An unresolved 2009 murder case finally concluded this past April. The six-year-old case, which included a hung jury, ended with the accused man accepting a plea deal.

Around 10 p.m. on June 15, 2009, Kenyana Bates, an 18-year-old University of Illinois student, sat in a parked car outside an apartment complex at 837 Dunlop Ave. in Forest Park. Two other individuals, both males, were also sitting in the vehicle.

Suddenly, a gunman, firing from a nearby car, directed 15 rounds at the three individuals, killing Bates. The driver was hit in the left shoulder but recovered. A third passenger was unharmed. Four days later, Forest Park detectives, in collaboration with a west suburban gang task force, arrested Darrel Topps, then 28, of Bellwood, on first-degree murder charges.

Authorities believed Bates was not the intended target. Instead, they posited Topps was aiming for one of the other passengers, allegedly a rival gang member. Officials later discovered Topps attempted to shoot the same man while driving on the Eisenhower Expressway in July 2008.
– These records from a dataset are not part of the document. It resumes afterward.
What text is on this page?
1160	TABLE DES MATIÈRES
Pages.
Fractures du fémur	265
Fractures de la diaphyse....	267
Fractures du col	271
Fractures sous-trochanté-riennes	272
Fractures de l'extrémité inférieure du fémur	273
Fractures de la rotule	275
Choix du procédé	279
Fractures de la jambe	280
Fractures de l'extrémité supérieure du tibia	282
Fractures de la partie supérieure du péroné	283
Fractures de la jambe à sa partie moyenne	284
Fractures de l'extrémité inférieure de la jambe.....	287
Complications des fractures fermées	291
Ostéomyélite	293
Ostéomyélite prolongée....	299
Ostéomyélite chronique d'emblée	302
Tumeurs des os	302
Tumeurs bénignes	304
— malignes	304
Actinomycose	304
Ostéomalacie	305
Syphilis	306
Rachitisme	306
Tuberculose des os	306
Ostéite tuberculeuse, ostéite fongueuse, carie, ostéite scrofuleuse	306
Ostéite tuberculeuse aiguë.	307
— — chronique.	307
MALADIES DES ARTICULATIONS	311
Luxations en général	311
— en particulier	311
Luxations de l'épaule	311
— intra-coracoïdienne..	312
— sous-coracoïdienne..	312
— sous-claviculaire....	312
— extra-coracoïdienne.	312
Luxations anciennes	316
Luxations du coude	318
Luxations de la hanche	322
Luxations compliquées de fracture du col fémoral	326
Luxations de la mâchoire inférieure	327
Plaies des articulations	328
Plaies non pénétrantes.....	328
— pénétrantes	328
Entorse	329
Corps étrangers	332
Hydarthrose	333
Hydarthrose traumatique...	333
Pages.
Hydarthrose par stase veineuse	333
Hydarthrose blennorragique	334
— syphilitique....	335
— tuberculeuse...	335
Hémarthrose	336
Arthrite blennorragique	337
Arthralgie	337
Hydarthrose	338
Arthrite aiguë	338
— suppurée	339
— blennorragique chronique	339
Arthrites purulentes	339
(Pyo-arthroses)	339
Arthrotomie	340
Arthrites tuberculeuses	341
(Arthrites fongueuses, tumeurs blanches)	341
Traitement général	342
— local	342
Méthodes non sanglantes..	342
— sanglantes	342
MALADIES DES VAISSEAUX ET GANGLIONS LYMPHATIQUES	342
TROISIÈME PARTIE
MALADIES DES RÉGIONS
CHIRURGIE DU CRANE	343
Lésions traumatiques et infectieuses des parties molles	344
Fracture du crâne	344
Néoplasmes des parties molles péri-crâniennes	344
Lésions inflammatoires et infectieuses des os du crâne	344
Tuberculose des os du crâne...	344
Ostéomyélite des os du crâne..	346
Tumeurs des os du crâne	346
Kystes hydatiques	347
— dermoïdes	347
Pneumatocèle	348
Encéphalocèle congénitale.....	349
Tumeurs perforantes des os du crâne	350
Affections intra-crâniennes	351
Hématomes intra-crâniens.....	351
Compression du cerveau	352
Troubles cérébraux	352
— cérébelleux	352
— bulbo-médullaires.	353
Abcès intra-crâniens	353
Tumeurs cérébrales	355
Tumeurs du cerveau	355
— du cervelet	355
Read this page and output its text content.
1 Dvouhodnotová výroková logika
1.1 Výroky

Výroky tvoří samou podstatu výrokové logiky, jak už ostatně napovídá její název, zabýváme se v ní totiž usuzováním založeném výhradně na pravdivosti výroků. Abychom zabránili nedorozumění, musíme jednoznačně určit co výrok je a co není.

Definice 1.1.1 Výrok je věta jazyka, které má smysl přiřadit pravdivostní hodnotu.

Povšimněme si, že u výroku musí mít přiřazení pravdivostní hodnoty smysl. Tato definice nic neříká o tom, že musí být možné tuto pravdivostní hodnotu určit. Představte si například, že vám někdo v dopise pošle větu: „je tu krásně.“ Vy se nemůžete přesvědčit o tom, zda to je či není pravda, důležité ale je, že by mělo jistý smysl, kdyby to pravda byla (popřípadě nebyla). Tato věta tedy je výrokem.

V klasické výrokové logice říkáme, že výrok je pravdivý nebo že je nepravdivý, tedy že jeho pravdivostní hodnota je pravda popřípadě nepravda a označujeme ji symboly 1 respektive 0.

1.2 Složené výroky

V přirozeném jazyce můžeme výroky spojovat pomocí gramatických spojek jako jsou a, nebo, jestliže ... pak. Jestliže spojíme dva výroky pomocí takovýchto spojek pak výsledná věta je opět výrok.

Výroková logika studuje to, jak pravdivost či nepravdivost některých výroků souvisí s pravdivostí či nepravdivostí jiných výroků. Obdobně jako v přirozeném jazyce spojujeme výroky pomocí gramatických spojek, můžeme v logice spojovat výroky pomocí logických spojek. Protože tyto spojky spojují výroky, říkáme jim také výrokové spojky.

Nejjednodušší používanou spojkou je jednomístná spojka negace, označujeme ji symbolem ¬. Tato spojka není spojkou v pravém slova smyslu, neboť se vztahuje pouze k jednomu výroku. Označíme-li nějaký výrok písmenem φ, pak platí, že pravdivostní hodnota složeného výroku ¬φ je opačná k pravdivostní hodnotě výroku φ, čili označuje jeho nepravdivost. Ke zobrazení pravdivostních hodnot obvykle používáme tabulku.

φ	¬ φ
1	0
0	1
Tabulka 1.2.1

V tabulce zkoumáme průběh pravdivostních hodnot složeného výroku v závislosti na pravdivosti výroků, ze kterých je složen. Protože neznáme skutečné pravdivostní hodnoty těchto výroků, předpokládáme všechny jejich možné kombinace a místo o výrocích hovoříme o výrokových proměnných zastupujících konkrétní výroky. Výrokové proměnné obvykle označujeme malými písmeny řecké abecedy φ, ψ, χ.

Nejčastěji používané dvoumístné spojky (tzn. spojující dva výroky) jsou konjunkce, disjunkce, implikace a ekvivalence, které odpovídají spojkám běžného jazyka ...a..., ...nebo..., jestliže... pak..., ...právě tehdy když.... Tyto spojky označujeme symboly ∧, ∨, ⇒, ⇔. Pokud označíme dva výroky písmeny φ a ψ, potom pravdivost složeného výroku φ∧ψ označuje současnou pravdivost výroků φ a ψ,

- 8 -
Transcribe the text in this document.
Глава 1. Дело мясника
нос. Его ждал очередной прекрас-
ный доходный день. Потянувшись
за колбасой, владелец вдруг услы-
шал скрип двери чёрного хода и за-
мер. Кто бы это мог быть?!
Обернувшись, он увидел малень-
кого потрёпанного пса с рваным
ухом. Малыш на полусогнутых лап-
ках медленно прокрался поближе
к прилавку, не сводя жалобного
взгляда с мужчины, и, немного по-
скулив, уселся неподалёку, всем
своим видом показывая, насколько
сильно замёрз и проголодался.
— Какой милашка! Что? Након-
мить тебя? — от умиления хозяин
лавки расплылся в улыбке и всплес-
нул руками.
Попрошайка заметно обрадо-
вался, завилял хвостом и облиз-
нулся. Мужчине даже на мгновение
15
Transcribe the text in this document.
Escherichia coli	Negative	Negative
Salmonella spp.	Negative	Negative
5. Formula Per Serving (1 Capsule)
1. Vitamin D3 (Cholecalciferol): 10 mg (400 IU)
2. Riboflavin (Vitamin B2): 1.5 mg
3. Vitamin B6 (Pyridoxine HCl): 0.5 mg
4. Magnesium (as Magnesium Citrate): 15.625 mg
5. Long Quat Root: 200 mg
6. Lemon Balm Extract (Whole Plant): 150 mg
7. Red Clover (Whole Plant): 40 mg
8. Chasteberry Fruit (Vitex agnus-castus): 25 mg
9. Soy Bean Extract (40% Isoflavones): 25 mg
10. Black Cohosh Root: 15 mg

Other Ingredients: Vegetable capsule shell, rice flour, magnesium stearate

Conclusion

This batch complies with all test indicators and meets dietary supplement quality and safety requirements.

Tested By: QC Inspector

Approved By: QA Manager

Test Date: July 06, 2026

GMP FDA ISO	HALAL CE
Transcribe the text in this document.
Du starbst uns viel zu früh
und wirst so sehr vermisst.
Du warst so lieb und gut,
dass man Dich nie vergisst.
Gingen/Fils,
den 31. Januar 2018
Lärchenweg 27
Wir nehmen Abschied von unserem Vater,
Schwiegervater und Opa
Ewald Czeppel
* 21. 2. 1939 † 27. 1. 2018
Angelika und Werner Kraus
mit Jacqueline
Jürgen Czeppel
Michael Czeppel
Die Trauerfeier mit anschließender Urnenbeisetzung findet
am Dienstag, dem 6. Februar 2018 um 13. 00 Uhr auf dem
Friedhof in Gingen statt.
As reported by the Review, Topps’ trial began in 2012 but two jurors refused to convict and the proceedings ended with a hung jury.

“Some of the witnesses seemed to have changed their stories,” Police Chief Tom Aftanas (then deputy chief) said at the time. “We are disappointed, to say the least,” he concluded then.

Before this latest incident, Topps had been incarcerated two times. One incident, in 2002, involved fleeing a police officer and a second, in 2005, was for aggravated unlawful use of a weapon.

According to the Cook County State’s Attorney, the case concluded last month when Topps pled guilty to a second-degree murder charge. Gregory Ginex, associate judge of the Cook County Circuit Court, sentenced Topps to 15 years in the Illinois Department of Corrections.

“The state’s attorney presented him with a plea deal … [and] he didn’t want to risk a second trial,” Aftanas told the Review. 

Accounting for time already served, Topps will be eligible for parole in November 2016.

The Cook County State’s Attorney’s Office did not respond to requests for comment by press time.